Ma routine, donc. Je sortais deux fois par jour, une fois vers midi, après avoir réglé ma chambre d'hôtel pour vingt-quatre heures de plus, pour me dégourdir les pattes dans la ville, avoir trop chaud, manger des nouilles et rentrer au bout d'une ou deux heures, faire la sieste et changer de T-shirt. Il faisait épouvantablement chaud dans les rues de la ville, au moins vingt-cinq degrés, voire davantage dans mes vêtements d'hiver, que je refusai de quitter. C'est à moi de décider du temps qu'il fait, pas au climat. La géographie me donnait tort, et un coup d'œil jeté sur n'importe quel planisphère m'aurait confirmé que je me trouvais juste au sud su Tropique du Cancer, à l'abri des frimas de mon lointain septentrion natal.

Je mangeais surtout des nouilles, que même en ville on peut trouver à moins d'un euro, agrémentées parfois de riz: diversifier son alimentation, c'est important. Je me souvenais d'un ou deux quartiers où j'avais pris mes habitudes à la saison chaude, et j'en retrouvai vite le chemin.
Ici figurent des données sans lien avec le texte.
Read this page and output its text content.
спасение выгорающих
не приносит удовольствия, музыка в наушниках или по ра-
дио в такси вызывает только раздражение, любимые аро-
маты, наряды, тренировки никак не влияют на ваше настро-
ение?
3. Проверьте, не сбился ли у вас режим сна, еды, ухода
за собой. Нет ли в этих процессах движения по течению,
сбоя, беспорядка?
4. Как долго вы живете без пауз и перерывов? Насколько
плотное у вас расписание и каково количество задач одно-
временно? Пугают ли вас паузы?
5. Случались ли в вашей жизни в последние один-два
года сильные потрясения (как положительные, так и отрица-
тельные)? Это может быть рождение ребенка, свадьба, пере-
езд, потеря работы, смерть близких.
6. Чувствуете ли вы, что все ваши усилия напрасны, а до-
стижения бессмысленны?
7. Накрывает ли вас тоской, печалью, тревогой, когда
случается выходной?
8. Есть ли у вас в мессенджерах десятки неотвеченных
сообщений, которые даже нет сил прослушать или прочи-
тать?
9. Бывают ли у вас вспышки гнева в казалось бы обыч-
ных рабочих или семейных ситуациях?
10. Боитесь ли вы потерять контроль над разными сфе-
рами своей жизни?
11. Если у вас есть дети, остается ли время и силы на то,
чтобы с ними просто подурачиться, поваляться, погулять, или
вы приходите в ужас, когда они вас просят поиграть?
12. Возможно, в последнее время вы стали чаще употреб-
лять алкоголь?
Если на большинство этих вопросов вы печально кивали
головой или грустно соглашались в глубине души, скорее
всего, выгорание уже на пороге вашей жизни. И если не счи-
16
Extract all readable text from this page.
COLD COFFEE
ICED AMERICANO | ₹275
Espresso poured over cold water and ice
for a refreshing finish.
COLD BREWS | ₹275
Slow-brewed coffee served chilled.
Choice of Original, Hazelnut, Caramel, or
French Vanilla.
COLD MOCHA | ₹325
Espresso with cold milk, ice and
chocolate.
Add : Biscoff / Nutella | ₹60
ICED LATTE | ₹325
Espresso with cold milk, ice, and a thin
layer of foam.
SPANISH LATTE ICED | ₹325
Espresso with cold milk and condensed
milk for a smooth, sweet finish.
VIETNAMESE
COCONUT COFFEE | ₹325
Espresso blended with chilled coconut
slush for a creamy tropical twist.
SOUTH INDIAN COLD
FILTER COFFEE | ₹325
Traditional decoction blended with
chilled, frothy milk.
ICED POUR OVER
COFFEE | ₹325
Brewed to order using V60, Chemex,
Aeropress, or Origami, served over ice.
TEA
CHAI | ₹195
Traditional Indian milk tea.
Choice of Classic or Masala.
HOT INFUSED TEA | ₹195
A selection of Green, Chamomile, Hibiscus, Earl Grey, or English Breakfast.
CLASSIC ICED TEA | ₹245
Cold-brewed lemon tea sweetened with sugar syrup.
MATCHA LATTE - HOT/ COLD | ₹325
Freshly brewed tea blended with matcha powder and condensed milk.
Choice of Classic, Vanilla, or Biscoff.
Certaines boutiques avaient périclité, ou prospéré au point de déménager dans des locaux plus grands, mais je trouvai mon bonheur alimentaire. Je restai deux jours sur place, avant d'oser m'aventurer sur Hong-Kong, dont je n'étais pas sûr de pouvoir m'extraire une fois franchie la barrière douanière, car tels sont les mystères du visa, cette divinité aveugle régissant les déplacements des hommes, les lunaisons des femmes et les transports de marchandises à la surface du globe.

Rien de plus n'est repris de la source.